III. — L’EGLISE, L’INSTRUCTION PUBLIQUE, LE SYSTEME MILITAIRE.

Le clergé du pays n’a pas été jusqu’à présent en mesure d’aider beaucoup le gouvernement dans cette tâche. L’église roumaine, qui appartient au rite grec ou oriental, est orthodoxe en ce sens qu’elle marche d’accord pour le dogme, les lois religieuses et le culte avec ses sœurs, mais autocéphale en ce qu’elle s’est rendue indépendante de tout pouvoir extérieur, ne relevant ni du tsar et de son synode, ni même du patriarcat de Constantinople. C’est donc une église toute nationale, et, comme elle est sans prétentions ambitieuses et peu gênante sous d’autres rapports, en fait de mariage par exemple, les Roumains y tiennent beaucoup. Ses chefs sont les deux archevêques métropolitains de Bucharest et d’Iassy, dont le premier est primat de Roumanie, avec six évêques diocésains. Tous ces prélats sont aussi de droit membres du sénat; puis viennent les archimandrites avec un clergé séculier de près de 9,800 popes, assez généralement mariés, et environ 8,800 moines et religieuses, que renferment encore les couvens non supprimés lors de la sécularisation générale des biens ecclésiastiques. Depuis la sécularisation, l’état, s’étant adjugé les immenses domaines de l’église et des couvens, a dû prendre à sa charge l’entretien du culte ainsi que la dotation du clergé, dont tous les membres, y compris les religieux, sont aujourd’hui directement rétribués par lui.

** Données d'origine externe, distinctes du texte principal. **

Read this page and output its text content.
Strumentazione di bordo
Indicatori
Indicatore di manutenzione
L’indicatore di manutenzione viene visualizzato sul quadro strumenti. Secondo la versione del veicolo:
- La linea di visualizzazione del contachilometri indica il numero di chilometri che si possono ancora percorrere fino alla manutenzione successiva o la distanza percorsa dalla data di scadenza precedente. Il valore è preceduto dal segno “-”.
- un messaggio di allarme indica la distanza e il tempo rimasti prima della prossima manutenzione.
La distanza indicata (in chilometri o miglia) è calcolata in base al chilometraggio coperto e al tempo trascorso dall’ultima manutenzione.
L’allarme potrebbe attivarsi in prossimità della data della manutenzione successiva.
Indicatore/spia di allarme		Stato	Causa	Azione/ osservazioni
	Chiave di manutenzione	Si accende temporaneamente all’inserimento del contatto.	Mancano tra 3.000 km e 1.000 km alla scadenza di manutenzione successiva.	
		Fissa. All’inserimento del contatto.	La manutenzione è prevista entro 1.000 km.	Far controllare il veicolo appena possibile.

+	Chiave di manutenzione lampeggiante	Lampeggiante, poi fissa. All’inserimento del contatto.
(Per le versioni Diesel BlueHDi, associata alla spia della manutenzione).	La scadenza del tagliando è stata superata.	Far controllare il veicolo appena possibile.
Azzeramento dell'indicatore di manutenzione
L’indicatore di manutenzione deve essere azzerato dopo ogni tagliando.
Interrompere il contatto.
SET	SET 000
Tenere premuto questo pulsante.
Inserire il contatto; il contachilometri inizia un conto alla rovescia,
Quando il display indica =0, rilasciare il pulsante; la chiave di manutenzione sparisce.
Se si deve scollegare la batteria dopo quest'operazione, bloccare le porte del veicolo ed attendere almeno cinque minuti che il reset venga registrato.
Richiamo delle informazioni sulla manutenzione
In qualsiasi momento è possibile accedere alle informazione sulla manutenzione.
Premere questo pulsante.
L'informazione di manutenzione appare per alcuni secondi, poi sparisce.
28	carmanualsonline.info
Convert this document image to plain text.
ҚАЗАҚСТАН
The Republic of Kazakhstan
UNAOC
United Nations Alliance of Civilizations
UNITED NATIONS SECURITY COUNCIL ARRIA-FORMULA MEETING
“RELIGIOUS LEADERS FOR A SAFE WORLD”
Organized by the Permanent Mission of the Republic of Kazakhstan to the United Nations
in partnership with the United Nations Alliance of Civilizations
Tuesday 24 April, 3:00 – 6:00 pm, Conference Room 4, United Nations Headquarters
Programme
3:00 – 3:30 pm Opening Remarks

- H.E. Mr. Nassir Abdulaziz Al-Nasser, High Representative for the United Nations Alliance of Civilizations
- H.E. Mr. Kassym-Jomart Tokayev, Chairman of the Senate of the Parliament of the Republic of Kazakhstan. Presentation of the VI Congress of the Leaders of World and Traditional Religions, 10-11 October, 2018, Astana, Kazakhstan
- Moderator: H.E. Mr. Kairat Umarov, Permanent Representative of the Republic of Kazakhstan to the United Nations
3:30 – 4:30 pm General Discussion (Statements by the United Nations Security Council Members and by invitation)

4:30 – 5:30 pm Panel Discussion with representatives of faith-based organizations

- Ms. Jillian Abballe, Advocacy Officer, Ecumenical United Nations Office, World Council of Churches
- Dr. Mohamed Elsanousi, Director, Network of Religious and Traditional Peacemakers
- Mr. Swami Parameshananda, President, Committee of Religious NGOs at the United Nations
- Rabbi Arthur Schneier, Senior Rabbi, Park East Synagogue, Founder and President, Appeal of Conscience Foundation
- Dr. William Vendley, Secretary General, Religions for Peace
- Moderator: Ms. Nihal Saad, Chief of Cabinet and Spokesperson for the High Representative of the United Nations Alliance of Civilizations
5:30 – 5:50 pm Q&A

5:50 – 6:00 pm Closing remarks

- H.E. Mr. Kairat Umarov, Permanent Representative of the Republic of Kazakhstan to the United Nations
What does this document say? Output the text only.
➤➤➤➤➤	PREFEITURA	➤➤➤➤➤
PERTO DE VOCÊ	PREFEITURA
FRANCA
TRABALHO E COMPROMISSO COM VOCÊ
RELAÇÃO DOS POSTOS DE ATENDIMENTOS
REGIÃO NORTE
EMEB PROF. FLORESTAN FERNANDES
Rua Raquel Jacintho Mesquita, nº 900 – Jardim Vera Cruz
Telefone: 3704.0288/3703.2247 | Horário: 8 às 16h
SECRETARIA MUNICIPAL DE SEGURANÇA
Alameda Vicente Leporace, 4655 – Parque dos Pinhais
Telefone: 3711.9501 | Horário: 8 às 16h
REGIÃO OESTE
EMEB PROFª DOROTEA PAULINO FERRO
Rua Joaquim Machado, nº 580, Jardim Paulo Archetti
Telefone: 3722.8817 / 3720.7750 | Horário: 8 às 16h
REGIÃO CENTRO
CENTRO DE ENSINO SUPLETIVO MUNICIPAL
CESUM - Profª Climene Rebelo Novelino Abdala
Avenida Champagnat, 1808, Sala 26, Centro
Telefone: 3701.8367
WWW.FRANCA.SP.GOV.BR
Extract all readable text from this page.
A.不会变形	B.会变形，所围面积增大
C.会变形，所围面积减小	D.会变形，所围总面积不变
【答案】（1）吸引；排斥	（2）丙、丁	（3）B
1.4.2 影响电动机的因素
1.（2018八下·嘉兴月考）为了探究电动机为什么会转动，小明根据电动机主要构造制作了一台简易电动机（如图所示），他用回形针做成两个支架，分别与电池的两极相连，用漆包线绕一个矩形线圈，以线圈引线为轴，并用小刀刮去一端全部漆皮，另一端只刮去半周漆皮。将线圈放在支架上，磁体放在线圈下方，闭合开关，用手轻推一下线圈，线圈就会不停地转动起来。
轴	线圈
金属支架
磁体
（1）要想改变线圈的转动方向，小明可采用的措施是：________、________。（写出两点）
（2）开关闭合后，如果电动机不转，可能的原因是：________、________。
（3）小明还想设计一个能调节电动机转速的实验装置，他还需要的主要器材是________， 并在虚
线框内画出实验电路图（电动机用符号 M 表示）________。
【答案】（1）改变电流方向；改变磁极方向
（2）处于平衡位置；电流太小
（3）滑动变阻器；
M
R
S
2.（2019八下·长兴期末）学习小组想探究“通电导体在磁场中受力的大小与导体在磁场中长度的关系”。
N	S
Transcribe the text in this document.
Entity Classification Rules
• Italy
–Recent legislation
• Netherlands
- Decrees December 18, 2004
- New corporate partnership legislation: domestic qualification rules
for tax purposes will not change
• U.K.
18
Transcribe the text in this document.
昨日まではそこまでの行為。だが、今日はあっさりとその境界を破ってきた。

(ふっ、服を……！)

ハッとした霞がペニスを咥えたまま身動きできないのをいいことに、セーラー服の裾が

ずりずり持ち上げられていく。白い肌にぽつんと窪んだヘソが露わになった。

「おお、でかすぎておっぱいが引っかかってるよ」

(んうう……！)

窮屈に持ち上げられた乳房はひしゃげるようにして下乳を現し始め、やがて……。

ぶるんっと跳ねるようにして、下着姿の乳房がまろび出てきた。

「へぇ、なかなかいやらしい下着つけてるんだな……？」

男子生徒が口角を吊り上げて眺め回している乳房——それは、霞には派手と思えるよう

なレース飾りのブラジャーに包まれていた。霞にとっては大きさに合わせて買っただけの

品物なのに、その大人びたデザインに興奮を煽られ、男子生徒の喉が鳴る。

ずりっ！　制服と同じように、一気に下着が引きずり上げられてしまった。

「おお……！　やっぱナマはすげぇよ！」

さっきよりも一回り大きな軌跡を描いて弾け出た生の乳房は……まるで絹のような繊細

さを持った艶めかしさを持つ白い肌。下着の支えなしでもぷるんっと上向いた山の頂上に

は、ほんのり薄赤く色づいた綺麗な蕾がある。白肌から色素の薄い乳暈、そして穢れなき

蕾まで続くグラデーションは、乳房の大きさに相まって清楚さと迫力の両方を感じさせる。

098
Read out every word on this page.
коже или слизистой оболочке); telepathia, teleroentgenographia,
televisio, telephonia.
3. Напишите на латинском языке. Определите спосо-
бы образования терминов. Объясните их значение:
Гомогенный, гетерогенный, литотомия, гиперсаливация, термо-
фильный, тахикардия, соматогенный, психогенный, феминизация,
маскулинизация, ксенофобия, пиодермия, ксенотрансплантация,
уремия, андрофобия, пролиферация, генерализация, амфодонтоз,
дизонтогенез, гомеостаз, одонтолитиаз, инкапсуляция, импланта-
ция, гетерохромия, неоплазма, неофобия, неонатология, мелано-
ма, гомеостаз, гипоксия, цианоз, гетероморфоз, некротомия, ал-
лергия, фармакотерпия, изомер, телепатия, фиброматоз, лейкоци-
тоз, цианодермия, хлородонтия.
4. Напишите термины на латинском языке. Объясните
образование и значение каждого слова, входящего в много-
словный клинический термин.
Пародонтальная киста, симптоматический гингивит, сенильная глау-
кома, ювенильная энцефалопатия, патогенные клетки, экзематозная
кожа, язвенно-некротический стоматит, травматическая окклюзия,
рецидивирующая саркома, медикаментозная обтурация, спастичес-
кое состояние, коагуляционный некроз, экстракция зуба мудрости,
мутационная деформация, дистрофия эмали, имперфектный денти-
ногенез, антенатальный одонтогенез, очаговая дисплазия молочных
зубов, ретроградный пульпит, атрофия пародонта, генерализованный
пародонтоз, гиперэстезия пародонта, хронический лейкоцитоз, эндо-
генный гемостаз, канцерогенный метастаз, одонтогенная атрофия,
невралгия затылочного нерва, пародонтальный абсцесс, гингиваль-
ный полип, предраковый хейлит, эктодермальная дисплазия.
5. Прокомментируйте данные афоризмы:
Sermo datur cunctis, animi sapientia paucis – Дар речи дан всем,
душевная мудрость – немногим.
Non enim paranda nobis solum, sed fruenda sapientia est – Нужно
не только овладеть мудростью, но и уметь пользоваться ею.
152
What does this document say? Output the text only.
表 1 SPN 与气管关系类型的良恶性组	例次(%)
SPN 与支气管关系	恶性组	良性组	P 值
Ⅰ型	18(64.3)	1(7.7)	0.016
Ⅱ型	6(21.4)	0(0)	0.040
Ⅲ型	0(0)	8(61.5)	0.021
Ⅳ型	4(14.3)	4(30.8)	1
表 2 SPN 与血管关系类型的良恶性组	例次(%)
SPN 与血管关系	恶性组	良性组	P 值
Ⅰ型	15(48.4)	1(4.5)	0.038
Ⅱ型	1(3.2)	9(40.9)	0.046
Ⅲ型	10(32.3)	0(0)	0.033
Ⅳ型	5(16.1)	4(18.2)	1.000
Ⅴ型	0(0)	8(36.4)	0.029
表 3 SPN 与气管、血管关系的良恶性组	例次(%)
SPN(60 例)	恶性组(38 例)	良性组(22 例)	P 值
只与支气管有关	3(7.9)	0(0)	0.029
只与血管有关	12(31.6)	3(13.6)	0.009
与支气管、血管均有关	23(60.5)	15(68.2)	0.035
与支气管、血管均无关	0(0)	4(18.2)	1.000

La plupart des fêtes de l’église roumaine manquent de pompe et d’éclat. Les pâques cependant sont célébrées avec la solennité qu’elles comportent dans la religion grecque. Toute la population, sortant du grand jeûne à la nuit tombante, afflue dans les églises, qui ne désemplissent pas avant une heure très avancée, à laquelle chacun s’en retourne chez lui, un cierge à la main. Le scintillement de toutes ces lumières circulant par milliers dans les rues est très réjouissant pour l’œil et marque le passage de la dévotion à une allégresse générale. Le jeûne grec oblige aussi à des privations plus dures que celles du jeûne catholique, et la grande majorité des Roumains, hommes et femmes, l’observe avec rigidité. Même parmi les plus voltairiens, tels ne manquent pas de se signer à la vue de chaque église et de baiser révérencieusement la main de chaque prélat, qui affectent d’appeler les popes nos bonzes. C’est qu’en effet le niveau d’instruction de ces desservans, assez braves gens du reste, mais dont toute la théologie se borne ordinairement à savoir lire les prières et chanter sur le ton nasillard que prescrit leur liturgie, aurait grandement besoin d’être élevé davantage. Les moines sont, sous ce rapport, encore au-dessous des popes, mais leur nombre va chaque jour en diminuant avec les extinctions causées par la mort.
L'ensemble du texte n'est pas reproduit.